For the first time in 8 months i have hope. Hope that my physical being can return to some sense of normalcy. Today was a day that for me was unusual. i was told that i would need surgery and for me that was a great thing. i finally had answers as to what was wrong with the way i was “healing” after my first surgery. the “complications” turned into a “failure” of sorts.
let me explain that, what my first surgeon did was not wrong. he only did what he knew, and for that i am grateful, but what i am upset about is that as soon as we told him there was something wrong the only reaction we got from him was “you signed the paperwork about this. you knew this could happen.”
after 8 months i finally get to see another professional about my injury and after she looked at it a heard words that i was starting to think i would never hear. “I know what’s wrong and i can fix you.” while she did say that it was not 100% she said that 1.) in the three years she had done this operation she only had one “problem” in that that patient was healing slower than other before them 2.) that at the very, very, very worst my pain level would be the same as what they are now. I have nothing to lose.

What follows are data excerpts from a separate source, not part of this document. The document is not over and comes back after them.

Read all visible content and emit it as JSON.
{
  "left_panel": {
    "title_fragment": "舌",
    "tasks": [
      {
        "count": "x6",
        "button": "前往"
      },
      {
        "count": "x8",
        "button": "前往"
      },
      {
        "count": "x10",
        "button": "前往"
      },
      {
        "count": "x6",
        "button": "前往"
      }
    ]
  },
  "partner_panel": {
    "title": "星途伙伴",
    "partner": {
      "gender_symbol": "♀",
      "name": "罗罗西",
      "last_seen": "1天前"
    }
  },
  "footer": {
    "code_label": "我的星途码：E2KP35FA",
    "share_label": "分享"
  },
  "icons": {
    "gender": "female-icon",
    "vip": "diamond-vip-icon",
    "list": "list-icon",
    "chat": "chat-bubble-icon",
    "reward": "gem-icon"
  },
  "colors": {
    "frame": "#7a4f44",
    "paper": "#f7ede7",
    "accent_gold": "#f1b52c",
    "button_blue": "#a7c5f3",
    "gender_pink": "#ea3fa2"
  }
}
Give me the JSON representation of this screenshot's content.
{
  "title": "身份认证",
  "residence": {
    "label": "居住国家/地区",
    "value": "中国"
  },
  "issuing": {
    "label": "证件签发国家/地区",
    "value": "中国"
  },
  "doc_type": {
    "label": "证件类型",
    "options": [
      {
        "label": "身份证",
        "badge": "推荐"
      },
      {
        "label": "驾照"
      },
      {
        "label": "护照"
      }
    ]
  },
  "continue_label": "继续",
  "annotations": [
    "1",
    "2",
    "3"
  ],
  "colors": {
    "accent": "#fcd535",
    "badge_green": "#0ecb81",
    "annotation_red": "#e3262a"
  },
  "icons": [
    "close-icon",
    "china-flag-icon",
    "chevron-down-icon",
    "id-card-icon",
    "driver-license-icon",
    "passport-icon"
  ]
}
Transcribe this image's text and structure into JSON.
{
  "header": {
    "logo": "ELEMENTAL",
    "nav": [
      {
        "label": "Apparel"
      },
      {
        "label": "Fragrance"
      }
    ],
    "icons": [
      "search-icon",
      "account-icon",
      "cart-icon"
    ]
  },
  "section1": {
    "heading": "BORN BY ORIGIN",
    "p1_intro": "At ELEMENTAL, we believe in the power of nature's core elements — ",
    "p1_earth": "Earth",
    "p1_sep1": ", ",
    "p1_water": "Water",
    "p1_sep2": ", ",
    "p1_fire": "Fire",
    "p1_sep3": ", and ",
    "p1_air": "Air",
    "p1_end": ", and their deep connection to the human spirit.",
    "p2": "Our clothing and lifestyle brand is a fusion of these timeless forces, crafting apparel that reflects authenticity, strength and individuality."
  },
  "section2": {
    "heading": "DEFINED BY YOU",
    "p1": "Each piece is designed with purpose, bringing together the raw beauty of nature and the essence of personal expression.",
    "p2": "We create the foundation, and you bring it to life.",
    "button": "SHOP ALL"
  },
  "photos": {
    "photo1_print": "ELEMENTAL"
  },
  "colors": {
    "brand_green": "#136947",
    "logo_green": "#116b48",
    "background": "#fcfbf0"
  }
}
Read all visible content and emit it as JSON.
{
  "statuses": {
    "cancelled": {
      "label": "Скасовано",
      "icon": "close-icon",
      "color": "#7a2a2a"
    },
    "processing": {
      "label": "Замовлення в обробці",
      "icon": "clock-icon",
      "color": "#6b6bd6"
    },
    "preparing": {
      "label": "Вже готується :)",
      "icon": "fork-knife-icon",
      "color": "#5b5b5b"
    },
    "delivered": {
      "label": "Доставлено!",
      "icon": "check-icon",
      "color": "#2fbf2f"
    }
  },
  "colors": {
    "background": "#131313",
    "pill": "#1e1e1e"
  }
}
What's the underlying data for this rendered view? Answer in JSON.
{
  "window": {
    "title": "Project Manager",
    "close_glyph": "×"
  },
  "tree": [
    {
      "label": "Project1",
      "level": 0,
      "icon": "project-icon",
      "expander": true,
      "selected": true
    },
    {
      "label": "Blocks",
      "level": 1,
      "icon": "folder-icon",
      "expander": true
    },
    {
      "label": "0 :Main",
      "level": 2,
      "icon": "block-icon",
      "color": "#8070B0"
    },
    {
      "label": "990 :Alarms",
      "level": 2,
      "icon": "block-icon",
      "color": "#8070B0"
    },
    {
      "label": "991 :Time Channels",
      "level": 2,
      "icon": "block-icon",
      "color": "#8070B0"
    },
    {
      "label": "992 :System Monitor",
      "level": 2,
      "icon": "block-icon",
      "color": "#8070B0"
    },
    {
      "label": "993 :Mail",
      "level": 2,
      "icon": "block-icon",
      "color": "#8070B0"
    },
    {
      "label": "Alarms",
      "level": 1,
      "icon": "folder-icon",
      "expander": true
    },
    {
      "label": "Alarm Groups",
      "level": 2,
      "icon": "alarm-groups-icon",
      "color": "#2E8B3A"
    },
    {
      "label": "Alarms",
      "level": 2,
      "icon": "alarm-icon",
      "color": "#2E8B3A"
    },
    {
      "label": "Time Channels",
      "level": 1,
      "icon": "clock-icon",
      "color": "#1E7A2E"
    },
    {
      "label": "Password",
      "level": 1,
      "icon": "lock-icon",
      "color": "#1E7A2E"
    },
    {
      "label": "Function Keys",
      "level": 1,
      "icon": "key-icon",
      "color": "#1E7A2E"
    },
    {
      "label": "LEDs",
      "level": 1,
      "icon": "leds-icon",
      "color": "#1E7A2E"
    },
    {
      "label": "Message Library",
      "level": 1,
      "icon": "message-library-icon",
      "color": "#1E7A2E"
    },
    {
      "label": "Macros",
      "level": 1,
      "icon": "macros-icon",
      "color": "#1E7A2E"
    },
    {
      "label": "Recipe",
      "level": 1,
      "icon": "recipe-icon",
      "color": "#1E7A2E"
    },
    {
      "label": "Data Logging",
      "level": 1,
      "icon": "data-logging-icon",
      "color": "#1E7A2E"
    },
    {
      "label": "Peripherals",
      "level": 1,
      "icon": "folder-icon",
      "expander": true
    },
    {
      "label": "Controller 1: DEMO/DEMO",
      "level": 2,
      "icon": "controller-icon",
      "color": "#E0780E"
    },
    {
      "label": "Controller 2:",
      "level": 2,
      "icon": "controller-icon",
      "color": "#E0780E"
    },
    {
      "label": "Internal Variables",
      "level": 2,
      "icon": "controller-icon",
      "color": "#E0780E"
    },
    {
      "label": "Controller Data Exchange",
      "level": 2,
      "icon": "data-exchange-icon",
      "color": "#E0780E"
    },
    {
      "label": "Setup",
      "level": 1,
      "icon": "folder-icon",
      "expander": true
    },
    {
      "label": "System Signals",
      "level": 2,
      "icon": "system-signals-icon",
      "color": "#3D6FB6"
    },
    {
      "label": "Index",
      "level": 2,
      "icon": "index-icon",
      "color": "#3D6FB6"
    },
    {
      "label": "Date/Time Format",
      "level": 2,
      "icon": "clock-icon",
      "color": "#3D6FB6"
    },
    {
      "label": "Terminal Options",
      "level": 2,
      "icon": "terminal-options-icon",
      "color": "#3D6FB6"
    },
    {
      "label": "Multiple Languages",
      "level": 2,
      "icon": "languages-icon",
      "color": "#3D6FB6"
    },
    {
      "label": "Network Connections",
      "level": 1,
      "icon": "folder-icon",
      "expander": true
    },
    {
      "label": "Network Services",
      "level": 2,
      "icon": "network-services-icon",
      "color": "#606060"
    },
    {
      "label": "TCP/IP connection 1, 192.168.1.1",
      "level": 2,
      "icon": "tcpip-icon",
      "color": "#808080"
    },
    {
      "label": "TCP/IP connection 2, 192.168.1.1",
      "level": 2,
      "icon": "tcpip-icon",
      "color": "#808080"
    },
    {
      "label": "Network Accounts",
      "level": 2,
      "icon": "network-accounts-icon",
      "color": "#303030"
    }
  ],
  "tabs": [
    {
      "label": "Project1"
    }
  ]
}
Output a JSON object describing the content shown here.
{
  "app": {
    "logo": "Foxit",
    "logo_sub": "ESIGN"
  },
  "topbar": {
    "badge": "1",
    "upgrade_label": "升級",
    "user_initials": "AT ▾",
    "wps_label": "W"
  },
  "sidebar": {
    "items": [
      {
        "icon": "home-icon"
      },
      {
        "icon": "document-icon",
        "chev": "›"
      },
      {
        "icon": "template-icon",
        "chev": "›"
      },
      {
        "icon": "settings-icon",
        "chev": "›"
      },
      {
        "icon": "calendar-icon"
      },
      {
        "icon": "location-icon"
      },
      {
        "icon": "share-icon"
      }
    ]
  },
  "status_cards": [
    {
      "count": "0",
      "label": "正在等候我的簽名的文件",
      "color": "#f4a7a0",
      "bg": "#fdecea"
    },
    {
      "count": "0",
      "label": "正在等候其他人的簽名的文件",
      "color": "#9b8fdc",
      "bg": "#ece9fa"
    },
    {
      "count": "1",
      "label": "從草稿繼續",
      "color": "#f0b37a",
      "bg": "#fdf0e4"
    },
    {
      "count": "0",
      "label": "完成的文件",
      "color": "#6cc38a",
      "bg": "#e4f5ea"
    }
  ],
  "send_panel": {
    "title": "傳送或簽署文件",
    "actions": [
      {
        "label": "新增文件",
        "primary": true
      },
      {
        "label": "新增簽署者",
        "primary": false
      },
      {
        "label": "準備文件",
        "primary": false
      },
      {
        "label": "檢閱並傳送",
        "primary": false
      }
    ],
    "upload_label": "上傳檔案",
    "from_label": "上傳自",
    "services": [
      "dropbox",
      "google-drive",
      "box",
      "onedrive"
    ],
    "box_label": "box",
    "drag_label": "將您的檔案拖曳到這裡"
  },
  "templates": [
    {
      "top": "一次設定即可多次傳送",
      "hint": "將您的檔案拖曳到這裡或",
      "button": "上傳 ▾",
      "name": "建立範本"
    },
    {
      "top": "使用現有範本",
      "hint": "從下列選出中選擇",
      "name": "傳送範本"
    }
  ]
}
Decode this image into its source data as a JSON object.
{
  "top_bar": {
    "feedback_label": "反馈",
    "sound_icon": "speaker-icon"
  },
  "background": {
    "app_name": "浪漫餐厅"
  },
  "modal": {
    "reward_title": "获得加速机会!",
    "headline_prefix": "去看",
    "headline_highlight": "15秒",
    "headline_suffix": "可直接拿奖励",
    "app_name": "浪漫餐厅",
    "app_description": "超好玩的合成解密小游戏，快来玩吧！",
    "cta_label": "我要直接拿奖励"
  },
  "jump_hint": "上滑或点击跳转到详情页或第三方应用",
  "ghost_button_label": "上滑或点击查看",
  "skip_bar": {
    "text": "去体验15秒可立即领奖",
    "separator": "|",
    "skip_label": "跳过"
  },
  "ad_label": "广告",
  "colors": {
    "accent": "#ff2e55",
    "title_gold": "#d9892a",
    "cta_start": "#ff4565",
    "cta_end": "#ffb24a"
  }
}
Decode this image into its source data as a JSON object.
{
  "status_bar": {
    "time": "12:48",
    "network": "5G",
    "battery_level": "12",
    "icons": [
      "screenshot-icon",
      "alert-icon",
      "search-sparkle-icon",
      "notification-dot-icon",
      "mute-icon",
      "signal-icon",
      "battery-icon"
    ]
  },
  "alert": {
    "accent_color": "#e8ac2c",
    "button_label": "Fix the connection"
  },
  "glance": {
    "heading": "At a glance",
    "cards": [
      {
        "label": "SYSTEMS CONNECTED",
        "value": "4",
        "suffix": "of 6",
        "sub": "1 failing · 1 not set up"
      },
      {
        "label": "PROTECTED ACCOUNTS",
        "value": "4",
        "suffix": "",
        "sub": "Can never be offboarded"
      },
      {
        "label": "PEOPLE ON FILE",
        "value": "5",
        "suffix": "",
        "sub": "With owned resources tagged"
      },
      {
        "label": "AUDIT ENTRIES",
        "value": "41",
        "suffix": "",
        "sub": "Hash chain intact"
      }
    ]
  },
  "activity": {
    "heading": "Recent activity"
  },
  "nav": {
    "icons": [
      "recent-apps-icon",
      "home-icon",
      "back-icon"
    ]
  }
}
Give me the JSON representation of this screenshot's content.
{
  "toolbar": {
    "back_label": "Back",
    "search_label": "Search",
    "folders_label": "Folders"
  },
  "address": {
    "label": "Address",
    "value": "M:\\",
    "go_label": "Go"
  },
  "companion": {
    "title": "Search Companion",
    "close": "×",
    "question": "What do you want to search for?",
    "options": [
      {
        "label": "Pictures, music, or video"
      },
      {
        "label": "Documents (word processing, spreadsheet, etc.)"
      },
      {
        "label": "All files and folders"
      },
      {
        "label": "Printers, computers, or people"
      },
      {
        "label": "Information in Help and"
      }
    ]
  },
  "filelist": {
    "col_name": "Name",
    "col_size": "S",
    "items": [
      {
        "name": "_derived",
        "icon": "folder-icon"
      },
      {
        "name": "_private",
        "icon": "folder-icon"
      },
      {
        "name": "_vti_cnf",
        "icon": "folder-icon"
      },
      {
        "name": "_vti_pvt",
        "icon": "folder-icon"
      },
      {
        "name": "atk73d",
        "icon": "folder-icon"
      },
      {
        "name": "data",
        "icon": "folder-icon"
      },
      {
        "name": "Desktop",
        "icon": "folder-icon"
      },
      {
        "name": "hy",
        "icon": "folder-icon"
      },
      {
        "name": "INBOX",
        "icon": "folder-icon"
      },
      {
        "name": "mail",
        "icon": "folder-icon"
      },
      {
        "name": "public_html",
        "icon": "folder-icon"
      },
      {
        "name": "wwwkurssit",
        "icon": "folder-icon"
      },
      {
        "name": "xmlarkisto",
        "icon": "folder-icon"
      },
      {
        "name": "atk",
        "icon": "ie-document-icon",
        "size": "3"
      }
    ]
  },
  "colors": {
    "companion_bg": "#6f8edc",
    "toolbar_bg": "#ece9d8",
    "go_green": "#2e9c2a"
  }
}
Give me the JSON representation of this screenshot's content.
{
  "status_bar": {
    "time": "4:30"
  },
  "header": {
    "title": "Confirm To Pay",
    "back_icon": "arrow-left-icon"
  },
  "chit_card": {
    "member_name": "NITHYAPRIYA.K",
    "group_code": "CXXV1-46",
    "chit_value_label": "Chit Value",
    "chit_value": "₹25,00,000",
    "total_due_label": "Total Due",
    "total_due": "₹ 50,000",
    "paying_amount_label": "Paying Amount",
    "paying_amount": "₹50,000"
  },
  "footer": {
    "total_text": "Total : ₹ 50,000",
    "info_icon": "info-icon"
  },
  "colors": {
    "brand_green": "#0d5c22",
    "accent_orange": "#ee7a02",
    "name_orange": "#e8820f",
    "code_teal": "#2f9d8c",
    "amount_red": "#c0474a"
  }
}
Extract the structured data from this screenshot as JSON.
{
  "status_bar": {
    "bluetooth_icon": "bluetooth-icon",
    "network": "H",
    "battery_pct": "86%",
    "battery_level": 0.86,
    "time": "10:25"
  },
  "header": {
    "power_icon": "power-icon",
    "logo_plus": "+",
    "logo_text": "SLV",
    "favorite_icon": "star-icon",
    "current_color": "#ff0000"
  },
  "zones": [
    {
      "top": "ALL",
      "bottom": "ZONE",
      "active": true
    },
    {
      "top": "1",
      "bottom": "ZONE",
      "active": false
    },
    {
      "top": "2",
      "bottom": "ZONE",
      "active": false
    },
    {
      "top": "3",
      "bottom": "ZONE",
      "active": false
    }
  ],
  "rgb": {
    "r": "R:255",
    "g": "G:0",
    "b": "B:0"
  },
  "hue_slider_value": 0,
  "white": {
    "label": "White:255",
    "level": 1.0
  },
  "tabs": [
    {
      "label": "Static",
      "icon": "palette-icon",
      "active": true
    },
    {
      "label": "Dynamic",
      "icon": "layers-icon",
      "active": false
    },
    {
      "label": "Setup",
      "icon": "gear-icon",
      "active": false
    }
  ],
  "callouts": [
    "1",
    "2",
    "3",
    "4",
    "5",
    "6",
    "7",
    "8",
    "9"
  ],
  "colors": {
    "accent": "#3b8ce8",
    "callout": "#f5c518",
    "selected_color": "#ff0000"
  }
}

once i heard that i started crying. my mom asked why i was and my response was. “We have answers. I might be normal again.” after i said that i could feel her heart break inside. now all that’s left is to schedule the surgery and go from there. i am joyous that i have answers finally after tortuously being pained for 8 months, but i am terrified by the thought of another surgery. the one thing that keeps me calm is knowing that my mother will be with me every step of the way.
I need to be strong for her. i would do anything for her. she hates the fact that all of this happened and that everyday i am miserable, she blames herself for it all and it kills me inside. seeing her painning herself like that hurts so i try to put a brave face best as i can but some days are harder than others. i am happy she is starting to lighten up on herself now that she knows there is hope.